While recipients do not owe income tax on money they receive, if their inheritance includes an individual retirement account (IRA), they must take distributions from it over a specific time and pay income tax on that money if it is a regular IRA rather than a Roth IRA. The regulations are explained in Publication 590-B by the IRS.

Why No Estate Tax?

The estate tax has a tumultuous history in the United States. Opponents often referred to it as a “death tax.”

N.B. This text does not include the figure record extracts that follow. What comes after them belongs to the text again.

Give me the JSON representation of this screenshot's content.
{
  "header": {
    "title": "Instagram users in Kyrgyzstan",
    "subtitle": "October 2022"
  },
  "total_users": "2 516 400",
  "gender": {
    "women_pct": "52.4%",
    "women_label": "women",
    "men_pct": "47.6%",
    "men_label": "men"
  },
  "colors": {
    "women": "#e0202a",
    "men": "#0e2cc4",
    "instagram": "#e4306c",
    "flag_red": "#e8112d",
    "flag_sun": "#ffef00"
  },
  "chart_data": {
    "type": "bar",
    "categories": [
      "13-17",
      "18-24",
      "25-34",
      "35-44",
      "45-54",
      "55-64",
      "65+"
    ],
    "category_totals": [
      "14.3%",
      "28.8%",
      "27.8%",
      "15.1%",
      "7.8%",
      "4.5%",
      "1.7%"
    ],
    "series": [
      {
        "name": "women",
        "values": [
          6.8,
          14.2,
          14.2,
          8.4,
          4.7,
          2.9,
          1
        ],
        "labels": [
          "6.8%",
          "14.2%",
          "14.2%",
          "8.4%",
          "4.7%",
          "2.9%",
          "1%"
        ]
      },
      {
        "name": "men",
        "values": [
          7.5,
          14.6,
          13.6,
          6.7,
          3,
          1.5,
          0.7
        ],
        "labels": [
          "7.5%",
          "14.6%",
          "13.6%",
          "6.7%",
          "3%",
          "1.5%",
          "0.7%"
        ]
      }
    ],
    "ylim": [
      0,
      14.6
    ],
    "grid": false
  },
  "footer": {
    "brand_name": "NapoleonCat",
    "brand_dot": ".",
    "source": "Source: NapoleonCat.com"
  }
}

In simpler words, the estate tax was seen as especially unjust to Americans whose family fortunes were invested in real estate rather than cash in the bank. To pay the estate tax, they would be obliged to sell the property. This was seen especially aggravating for family farmers whose money was invested in fields, machinery, and cattle.

Limiting the Tax

In 2010, the federal estate tax was repealed for estates of up to $5 million. In later legislation enacted by Congress, the exemption was confirmed, and the restrictions were increased. Estate taxes are now free up to $11.58 million in 2020 and up to $11.7 million in 2021 under current legislation.

Getting Around the Tax

According to the newest statute, around 2,000 Americans are liable to estate taxes each year, and they often hire accountants who are skilled at avoiding or minimizing the estate tax.

Giving up parts of the estate in advance to family members is one of the more common ways to avoid any estate tax. Another option is to establish an irrevocable life insurance trust.